I know that, for security reasons, it is necessary to hash (with salt) the user's password and comparing it to a stored hashed password, so if anybody else gets the hashed string, he will have no way to compute back the password or look it up in a rainbow table.
There is one part of the method that I don't understand. Let's say I have this standard login form
<form method='post' action='login.php'>
<input type='text' name='user' />
<input type='password' name='password' />
<input type='submit' name='submit' value='login' />
</form>
and then I use PHP for login
<?php
if(isset($_POST['submit'])){
$username = $_POST['username'];
$password = sha1($_POST['password']);
$authorize = $login_object->login($username, $password);
}
?>
and, behind the scenes, the $login_object takes care of authenticating with the database and returning true/false. (I made this object up, I have real, useful objects to do this)

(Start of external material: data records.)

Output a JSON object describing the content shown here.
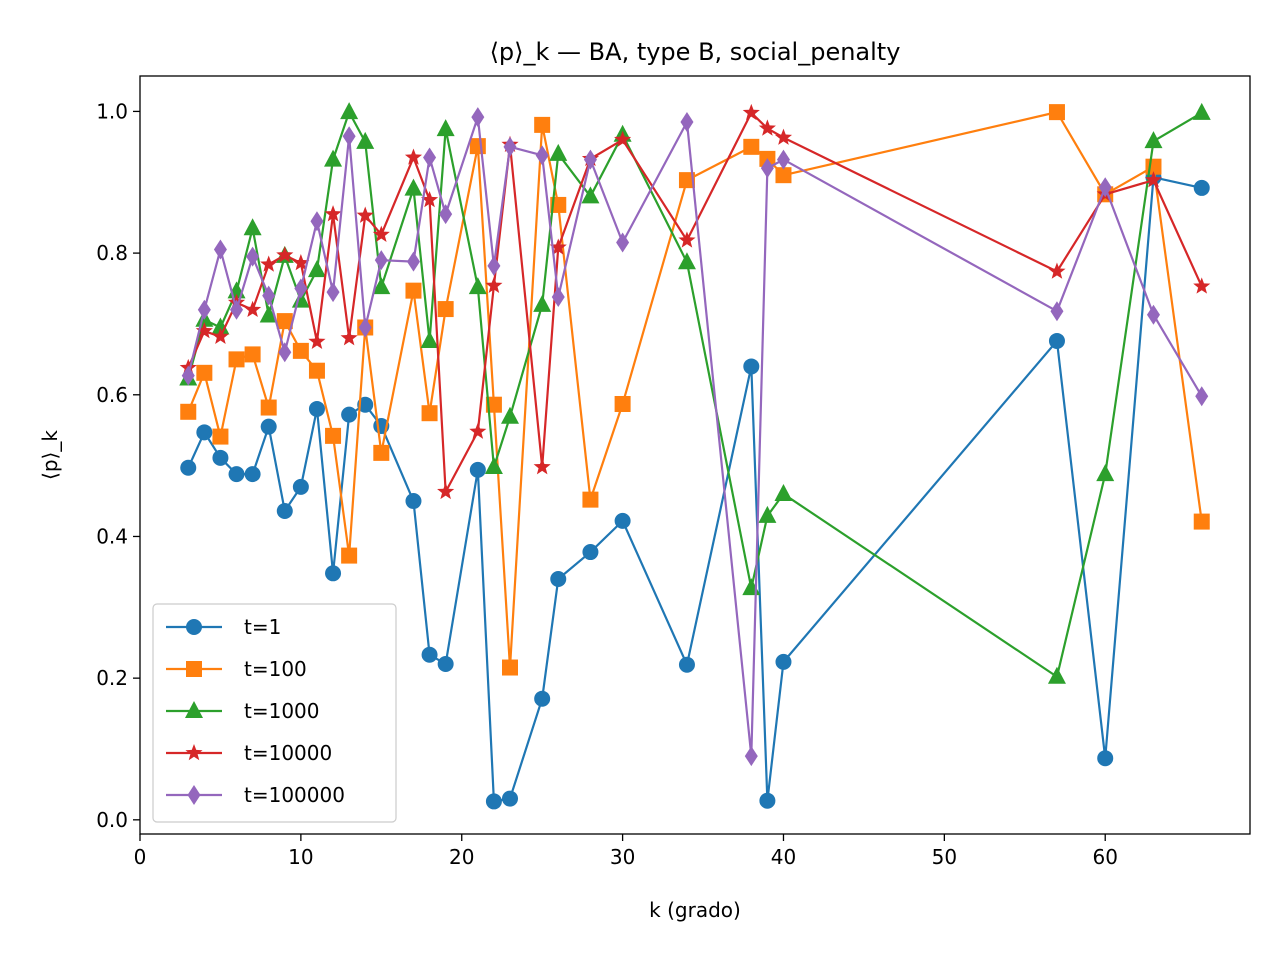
{
  "chart_data": {
    "type": "line",
    "title": "⟨p⟩_k — BA, type B, social_penalty",
    "xlabel": "k (grado)",
    "ylabel": "⟨p⟩_k",
    "xlim": [
      0,
      69
    ],
    "ylim": [
      -0.02,
      1.05
    ],
    "xticks": [
      0,
      10,
      20,
      30,
      40,
      50,
      60
    ],
    "yticks": [
      0.0,
      0.2,
      0.4,
      0.6,
      0.8,
      1.0
    ],
    "xtick_labels": [
      "0",
      "10",
      "20",
      "30",
      "40",
      "50",
      "60"
    ],
    "ytick_labels": [
      "0.0",
      "0.2",
      "0.4",
      "0.6",
      "0.8",
      "1.0"
    ],
    "grid": false,
    "legend_position": "lower-left",
    "x": [
      3,
      4,
      5,
      6,
      7,
      8,
      9,
      10,
      11,
      12,
      13,
      14,
      15,
      17,
      18,
      19,
      21,
      22,
      23,
      25,
      26,
      28,
      30,
      34,
      38,
      39,
      40,
      57,
      60,
      63,
      66
    ],
    "series": [
      {
        "name": "t=1",
        "color": "#1f77b4",
        "marker": "circle",
        "values": [
          0.497,
          0.547,
          0.511,
          0.488,
          0.488,
          0.555,
          0.436,
          0.47,
          0.58,
          0.348,
          0.572,
          0.586,
          0.556,
          0.45,
          0.233,
          0.22,
          0.494,
          0.026,
          0.03,
          0.171,
          0.34,
          0.378,
          0.422,
          0.219,
          0.64,
          0.027,
          0.223,
          0.676,
          0.087,
          0.907,
          0.892
        ]
      },
      {
        "name": "t=100",
        "color": "#ff7f0e",
        "marker": "square",
        "values": [
          0.576,
          0.631,
          0.541,
          0.65,
          0.657,
          0.582,
          0.704,
          0.662,
          0.634,
          0.542,
          0.373,
          0.695,
          0.518,
          0.747,
          0.574,
          0.721,
          0.951,
          0.586,
          0.215,
          0.981,
          0.868,
          0.452,
          0.587,
          0.903,
          0.95,
          0.933,
          0.91,
          0.999,
          0.883,
          0.922,
          0.421
        ]
      },
      {
        "name": "t=1000",
        "color": "#2ca02c",
        "marker": "triangle",
        "values": [
          0.623,
          0.706,
          0.695,
          0.746,
          0.835,
          0.712,
          0.796,
          0.733,
          0.776,
          0.932,
          0.999,
          0.957,
          0.752,
          0.891,
          0.676,
          0.975,
          0.752,
          0.498,
          0.569,
          0.727,
          0.94,
          0.88,
          0.967,
          0.787,
          0.327,
          0.429,
          0.46,
          0.202,
          0.488,
          0.958,
          0.998
        ]
      },
      {
        "name": "t=10000",
        "color": "#d62728",
        "marker": "star",
        "values": [
          0.638,
          0.69,
          0.682,
          0.73,
          0.72,
          0.784,
          0.797,
          0.786,
          0.675,
          0.855,
          0.68,
          0.853,
          0.826,
          0.935,
          0.875,
          0.463,
          0.548,
          0.754,
          0.953,
          0.498,
          0.808,
          0.933,
          0.96,
          0.818,
          0.998,
          0.976,
          0.963,
          0.774,
          0.883,
          0.903,
          0.753
        ]
      },
      {
        "name": "t=100000",
        "color": "#9467bd",
        "marker": "diamond",
        "values": [
          0.627,
          0.72,
          0.805,
          0.72,
          0.795,
          0.74,
          0.66,
          0.75,
          0.845,
          0.745,
          0.965,
          0.695,
          0.79,
          0.788,
          0.935,
          0.855,
          0.992,
          0.782,
          0.95,
          0.938,
          0.738,
          0.932,
          0.815,
          0.985,
          0.09,
          0.92,
          0.932,
          0.718,
          0.893,
          0.713,
          0.598
        ]
      }
    ]
  }
}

but that means the password in the POST request traveled raw, un-hashed and unsafely! Anybody could have intercepted the real password!
So what I am thinking is that I should use javascript to hash the password before it's sent. I would have a hidden field <input type='hidden' name='real_password' value='' /> and have javaScript copy the value of the input named password, hash it, put it in real_password hidden input and blank the password field. This way, the POST request would have the hashed password and not the raw, unsafe, original password.
Am I right with what I'm saying, or should I just do the hashing on php?